Многое из сказанного целиком может быть приложено и к так наз. молитвенному лечению. Одним из известнейших лиц, занимающихся этим, может без сомнения считаться Фредерик Август Болциус, родившийся в 1836 году недалеко от Карлштада в Швеции. Его отец был пьяница и не оставил сыну никакого состояния, так что он принужден был наниматься на работу. До 1864 г. он много страдал, мучаясь сознанием своей греховности, и несколько раз пытался неудачно лишить себя жизни; наконец он решился посвятить себя благу ближних. Лет 20 ходил он по всей Швеции в качестве мелкого торговца и везде исцелял верующих больных молитвами, помазанием и рукоположением. В 1884 году ему удалось исцелить некоторых высокопоставленных особ; с их помощью он основался на родине и уже всецело посвятил себя молитвенному лечению. Из всех северных стран, и даже из Америки, стремились к нему больные, так что приемы его иногда доходили до 200 чел. в день.

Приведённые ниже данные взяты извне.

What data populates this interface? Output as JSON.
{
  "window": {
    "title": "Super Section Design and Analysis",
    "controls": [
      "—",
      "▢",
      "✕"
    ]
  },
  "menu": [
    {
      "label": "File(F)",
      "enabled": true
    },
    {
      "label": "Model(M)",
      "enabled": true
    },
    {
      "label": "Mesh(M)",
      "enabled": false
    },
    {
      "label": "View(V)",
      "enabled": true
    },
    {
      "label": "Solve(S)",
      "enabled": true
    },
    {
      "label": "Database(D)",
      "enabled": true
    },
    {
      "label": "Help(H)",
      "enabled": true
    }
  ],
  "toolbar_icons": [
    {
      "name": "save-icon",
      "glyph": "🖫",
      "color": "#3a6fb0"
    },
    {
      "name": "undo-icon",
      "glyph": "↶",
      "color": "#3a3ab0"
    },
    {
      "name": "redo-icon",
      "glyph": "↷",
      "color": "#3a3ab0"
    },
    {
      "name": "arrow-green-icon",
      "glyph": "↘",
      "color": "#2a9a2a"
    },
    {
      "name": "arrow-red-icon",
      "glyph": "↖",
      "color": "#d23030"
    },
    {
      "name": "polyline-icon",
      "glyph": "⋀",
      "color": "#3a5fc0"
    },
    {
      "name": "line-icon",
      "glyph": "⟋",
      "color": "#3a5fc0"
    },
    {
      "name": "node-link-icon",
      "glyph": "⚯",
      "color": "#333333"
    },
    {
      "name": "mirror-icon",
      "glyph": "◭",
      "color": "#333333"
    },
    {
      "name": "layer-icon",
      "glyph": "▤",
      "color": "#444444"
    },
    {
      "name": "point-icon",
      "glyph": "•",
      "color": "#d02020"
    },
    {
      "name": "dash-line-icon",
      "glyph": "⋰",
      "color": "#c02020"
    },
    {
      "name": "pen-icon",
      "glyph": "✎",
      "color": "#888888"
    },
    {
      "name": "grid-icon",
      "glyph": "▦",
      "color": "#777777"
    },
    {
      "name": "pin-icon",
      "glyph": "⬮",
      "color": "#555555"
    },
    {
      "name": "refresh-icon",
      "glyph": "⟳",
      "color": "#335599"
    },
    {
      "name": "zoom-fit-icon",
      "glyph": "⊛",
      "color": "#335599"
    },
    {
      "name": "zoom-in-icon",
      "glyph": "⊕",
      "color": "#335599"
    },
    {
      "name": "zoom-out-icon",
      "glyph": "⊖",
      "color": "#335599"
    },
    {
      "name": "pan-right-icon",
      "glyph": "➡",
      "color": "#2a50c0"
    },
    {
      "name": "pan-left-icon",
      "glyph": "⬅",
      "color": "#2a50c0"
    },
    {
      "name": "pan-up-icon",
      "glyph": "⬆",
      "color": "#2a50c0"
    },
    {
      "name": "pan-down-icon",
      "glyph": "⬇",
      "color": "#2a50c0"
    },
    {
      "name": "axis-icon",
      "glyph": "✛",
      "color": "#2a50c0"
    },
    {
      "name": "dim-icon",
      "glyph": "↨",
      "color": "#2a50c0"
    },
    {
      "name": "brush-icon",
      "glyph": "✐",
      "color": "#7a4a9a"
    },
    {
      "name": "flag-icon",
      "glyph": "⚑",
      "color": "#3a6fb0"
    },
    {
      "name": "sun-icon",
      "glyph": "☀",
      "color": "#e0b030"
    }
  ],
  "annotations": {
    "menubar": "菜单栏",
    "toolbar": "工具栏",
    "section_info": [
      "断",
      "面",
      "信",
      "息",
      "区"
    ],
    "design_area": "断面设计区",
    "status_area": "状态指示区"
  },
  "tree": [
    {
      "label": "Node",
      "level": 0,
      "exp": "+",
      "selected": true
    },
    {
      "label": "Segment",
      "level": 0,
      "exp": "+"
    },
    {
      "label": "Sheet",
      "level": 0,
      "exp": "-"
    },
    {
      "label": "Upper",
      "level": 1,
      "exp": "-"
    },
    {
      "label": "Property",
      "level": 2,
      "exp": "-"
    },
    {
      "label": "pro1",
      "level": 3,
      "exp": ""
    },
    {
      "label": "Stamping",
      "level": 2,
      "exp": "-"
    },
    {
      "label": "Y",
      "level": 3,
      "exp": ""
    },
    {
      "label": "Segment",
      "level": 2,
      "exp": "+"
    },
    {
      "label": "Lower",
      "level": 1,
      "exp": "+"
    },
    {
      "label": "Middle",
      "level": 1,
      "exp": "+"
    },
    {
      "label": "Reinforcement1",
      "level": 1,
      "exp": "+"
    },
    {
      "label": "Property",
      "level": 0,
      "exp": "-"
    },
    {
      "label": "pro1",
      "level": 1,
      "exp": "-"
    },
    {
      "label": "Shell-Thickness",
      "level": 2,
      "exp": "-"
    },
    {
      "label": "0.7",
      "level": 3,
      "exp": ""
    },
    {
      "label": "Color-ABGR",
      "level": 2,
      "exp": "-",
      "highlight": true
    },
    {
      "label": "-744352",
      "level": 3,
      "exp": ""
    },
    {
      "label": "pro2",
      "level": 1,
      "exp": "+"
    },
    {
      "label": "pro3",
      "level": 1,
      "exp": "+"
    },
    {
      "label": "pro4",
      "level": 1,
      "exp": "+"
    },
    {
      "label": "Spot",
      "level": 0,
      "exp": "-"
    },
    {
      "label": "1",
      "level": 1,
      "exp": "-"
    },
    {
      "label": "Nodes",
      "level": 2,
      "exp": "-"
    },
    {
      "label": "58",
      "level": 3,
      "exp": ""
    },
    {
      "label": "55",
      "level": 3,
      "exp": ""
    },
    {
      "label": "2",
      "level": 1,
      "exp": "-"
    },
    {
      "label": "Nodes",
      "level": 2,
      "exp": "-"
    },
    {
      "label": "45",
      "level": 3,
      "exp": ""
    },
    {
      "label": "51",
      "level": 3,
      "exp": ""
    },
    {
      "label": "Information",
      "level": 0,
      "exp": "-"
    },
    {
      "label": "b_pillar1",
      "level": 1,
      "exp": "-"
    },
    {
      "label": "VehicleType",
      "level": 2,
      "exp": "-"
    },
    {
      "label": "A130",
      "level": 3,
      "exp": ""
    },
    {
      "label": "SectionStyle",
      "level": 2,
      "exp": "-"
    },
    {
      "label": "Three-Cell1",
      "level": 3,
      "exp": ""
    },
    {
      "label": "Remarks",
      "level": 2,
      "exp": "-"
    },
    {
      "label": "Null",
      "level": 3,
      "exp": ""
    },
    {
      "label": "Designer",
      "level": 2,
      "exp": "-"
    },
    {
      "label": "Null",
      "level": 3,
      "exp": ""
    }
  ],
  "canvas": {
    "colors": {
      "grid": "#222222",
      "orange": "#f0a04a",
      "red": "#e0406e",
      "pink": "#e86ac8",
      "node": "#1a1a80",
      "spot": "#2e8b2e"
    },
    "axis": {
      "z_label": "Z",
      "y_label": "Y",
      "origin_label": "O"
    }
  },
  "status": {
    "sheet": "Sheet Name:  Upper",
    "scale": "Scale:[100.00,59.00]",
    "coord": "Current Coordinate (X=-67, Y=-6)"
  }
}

Что Болциус действительно излечил многих больных, это не подлежит сомнению, но между ними не было ни одного, страдавшего органическим расстройством; все это были исключительно функциональные неврозы. Существуют, правда, рассказы о том, что он возвращал зрение слепым, слух глухим, и что под влиянием его молитвы восстанавливались даже утраченные члены; что касается этих случаев, то ясное представление о них дает нам в маленькой книжке «Boltrianismen ettskandinavisk Kulturbild» врач Торелиус, который долго жил вблизи Болциуса и наблюдал его больных, следовательно, мог иметь точные сведения. По его словам, все приемы Болциуса направлены были на то, чтобы вызвать высшую степень восприимчивости к внушению, которая, доходя до состояния экстаза, действительно делала чудеса, но исключительно в случаях, доступных лечению посредством внушения. Усилению восприимчивости способствовали многие условия, прежде всего громкая слава Болциуса. Больные являлись к нему с усиленной надеждой на исцеление и, так как принято было за правило умалчивать о неудачных случаях лечения, то они и сохранили свою веру. Затем вся обстановка; длинные проповеди Болциуса, хоровое пение, множество костылей и повязок, оставленных излеченными больными и развешанных в ожидальне, и наконец, сами приемы лечения производили, конечно, сильное впечатление. Болциус намазывал больного маслом, растирал его руками, в то время как сам он возносил молитвы к небу и, наконец, дул на пациента для изгнания злых духов. Если верующий даже не выздоравливал в действительности, то чувствовал себя с этого времени преисполненным надежды на близкое выздоровление. Торелиус исследовал многих слепых, глухих, расслабленных и прокаженных, которые не только по словам Болциуса, но и, по собственному мнению, были исцелены; однако основательное медицинское исследование не обнаружило никаких действительных улучшений в состоянии пациентов.